Announced on Monday, the alliance wants to ease the transition for users into these higher performance on-chain exchanges. “As things stand, Loopring and DeversiFi are the first exchanges on Ethereum to harness Layer-2 solutions, using zkRollup and StarkEx’s Validium respectively,” explained Will Harborne, founder of DeversiFi. “However the much-needed migration to Layer-2 is not a simple one, and the network effects of Layer-1 composability are very strong which stand to slow down this ongoing transition.”
Both Loopring and DeversiFi require a separate deposit transaction to enter their respective ecosystems. Though the funds are never in custody of the exchanges, this requirement still hampers usability and composability with other protocols.
The alliance will have several areas of responsibility geared toward promoting layer two adoption.

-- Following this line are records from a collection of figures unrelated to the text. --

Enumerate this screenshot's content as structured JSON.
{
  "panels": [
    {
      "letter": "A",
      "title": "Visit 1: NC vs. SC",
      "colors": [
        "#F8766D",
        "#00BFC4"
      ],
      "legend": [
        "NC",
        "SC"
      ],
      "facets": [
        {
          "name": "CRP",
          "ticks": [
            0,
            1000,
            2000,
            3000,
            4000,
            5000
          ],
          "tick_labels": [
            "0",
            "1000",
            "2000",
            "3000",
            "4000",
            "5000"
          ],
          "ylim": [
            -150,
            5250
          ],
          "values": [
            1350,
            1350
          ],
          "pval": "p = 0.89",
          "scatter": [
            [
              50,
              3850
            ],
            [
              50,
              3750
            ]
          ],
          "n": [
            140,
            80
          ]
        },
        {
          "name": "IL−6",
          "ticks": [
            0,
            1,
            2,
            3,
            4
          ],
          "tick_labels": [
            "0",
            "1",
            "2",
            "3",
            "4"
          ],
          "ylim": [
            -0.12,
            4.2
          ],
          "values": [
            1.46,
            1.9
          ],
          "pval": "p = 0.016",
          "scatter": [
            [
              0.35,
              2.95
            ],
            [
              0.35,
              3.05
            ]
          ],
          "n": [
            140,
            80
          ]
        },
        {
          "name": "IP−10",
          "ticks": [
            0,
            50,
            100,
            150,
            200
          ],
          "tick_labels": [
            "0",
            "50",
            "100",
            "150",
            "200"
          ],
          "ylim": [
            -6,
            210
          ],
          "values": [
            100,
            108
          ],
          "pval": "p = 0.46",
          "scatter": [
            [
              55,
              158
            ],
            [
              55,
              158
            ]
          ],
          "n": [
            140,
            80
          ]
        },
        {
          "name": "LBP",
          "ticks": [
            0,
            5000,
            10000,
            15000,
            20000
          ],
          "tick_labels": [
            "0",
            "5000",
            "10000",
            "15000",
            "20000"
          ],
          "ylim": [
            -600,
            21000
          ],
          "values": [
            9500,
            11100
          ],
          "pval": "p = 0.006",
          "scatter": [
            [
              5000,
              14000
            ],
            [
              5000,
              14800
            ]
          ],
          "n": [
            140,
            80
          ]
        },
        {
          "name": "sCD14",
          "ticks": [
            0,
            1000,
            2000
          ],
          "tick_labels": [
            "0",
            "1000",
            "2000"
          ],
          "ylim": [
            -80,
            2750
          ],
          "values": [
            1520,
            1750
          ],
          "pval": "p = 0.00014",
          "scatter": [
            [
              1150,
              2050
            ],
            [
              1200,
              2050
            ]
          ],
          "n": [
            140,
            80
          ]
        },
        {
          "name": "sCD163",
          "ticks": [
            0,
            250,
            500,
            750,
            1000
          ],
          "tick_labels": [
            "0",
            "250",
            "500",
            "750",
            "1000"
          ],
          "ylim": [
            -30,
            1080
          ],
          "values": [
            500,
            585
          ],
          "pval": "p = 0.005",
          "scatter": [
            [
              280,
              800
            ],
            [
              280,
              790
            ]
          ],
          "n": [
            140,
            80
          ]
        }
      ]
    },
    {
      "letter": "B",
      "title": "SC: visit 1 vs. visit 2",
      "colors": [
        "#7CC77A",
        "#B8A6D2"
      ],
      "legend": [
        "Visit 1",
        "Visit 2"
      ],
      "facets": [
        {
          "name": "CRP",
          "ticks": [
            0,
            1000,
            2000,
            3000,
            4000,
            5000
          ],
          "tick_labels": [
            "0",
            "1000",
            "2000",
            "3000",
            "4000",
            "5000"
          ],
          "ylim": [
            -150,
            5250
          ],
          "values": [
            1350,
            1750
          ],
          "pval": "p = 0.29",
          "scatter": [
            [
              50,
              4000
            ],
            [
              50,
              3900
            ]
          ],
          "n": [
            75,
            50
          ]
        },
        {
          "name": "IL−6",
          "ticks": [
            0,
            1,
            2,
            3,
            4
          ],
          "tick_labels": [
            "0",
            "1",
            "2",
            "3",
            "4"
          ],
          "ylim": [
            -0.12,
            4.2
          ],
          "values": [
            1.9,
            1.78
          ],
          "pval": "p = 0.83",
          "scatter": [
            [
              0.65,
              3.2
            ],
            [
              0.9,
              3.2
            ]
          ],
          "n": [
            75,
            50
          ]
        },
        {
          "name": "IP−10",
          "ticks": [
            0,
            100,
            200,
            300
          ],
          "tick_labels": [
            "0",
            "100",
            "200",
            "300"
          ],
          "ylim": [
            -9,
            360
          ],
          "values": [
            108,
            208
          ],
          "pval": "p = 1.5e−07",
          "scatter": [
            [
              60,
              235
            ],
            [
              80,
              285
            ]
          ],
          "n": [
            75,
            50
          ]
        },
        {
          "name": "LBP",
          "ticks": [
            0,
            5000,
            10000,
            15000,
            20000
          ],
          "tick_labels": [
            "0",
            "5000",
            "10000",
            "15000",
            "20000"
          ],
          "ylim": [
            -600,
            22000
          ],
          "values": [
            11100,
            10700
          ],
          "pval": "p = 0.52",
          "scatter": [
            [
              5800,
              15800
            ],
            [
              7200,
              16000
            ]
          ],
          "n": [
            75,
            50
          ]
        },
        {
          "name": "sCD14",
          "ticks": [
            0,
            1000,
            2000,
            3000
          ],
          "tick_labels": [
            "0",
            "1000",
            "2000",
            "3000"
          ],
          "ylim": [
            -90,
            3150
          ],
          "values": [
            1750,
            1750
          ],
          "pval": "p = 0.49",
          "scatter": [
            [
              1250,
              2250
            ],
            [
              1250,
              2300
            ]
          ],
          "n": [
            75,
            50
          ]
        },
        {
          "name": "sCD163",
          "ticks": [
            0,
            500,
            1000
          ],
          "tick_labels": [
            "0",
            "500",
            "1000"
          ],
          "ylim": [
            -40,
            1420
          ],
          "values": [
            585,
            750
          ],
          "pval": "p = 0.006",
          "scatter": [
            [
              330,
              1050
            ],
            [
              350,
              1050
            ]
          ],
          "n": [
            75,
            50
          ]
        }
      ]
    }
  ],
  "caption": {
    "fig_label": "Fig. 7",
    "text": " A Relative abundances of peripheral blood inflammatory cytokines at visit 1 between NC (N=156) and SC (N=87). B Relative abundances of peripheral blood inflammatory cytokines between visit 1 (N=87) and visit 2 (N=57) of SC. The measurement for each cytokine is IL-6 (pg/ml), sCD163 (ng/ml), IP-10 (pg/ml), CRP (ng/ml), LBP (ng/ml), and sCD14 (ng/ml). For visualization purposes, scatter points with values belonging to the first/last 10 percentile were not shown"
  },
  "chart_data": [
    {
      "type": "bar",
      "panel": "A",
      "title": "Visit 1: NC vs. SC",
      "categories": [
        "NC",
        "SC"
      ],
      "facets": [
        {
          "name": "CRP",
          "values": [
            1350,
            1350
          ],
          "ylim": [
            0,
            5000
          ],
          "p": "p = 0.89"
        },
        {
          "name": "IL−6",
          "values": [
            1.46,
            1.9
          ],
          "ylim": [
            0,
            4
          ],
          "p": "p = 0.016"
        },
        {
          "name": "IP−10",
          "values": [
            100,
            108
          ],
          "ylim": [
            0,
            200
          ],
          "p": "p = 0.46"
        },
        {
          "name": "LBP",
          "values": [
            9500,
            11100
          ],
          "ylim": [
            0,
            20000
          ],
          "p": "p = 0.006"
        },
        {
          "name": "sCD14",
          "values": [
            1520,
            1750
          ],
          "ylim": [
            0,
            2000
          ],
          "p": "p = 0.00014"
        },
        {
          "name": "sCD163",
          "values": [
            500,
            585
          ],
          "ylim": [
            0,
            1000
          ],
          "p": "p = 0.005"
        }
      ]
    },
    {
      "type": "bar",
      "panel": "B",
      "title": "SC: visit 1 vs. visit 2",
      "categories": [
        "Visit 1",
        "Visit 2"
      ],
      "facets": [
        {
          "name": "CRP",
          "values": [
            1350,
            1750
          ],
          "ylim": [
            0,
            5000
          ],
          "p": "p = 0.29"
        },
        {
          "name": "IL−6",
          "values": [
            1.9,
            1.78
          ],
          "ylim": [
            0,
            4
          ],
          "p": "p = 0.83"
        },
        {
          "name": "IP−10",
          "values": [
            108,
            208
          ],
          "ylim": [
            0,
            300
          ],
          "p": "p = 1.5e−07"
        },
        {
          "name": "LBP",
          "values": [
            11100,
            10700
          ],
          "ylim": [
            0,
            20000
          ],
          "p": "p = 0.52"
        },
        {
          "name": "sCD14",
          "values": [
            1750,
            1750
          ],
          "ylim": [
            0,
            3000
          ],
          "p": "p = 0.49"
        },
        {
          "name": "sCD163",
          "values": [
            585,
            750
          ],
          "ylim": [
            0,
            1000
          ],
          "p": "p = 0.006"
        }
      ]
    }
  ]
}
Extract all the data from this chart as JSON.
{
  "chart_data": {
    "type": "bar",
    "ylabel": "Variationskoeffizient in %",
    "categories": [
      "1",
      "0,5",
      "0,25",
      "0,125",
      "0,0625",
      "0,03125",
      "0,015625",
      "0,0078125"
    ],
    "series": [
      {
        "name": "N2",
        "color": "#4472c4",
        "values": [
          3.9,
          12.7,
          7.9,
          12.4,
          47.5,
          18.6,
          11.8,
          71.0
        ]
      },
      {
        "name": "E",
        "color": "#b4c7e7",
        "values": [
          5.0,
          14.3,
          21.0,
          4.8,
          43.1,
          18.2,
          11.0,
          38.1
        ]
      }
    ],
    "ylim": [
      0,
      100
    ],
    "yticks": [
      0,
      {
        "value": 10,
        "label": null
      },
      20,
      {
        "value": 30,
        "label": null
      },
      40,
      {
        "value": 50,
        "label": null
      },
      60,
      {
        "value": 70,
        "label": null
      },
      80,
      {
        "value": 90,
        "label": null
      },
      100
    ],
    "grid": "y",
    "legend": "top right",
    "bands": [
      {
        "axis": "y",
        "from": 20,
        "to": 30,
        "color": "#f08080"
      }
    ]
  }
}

From a business standpoint, it will conduct educational initiatives to explain how the technology works and what kind of advantages it offers over normal Ethereum usage, as well as push for more wallet integrations.
On a technical level, L2 Squared will work on developing composability standards between both layer one and layer two, and between different layer two systems. As of yet, most layer two solutions are isolated environments that cannot be joined without first going through Ethereum.
The alliance comes as the Ethereum roadmap formally incorporated a rollup-centric vision. Data sharding is expected to be available after a relatively brief development period in 2021, and by combining it with rollups the network may begin to process thousands of transactions per second sooner than expected in the past.
Achieving frictionless composability and interoperability is the key to enabling the rollup-centric vision. While many DeFi DApps have pledged to use one or another solution once available, some see the potential fragmentation as a major barrier toward adoption.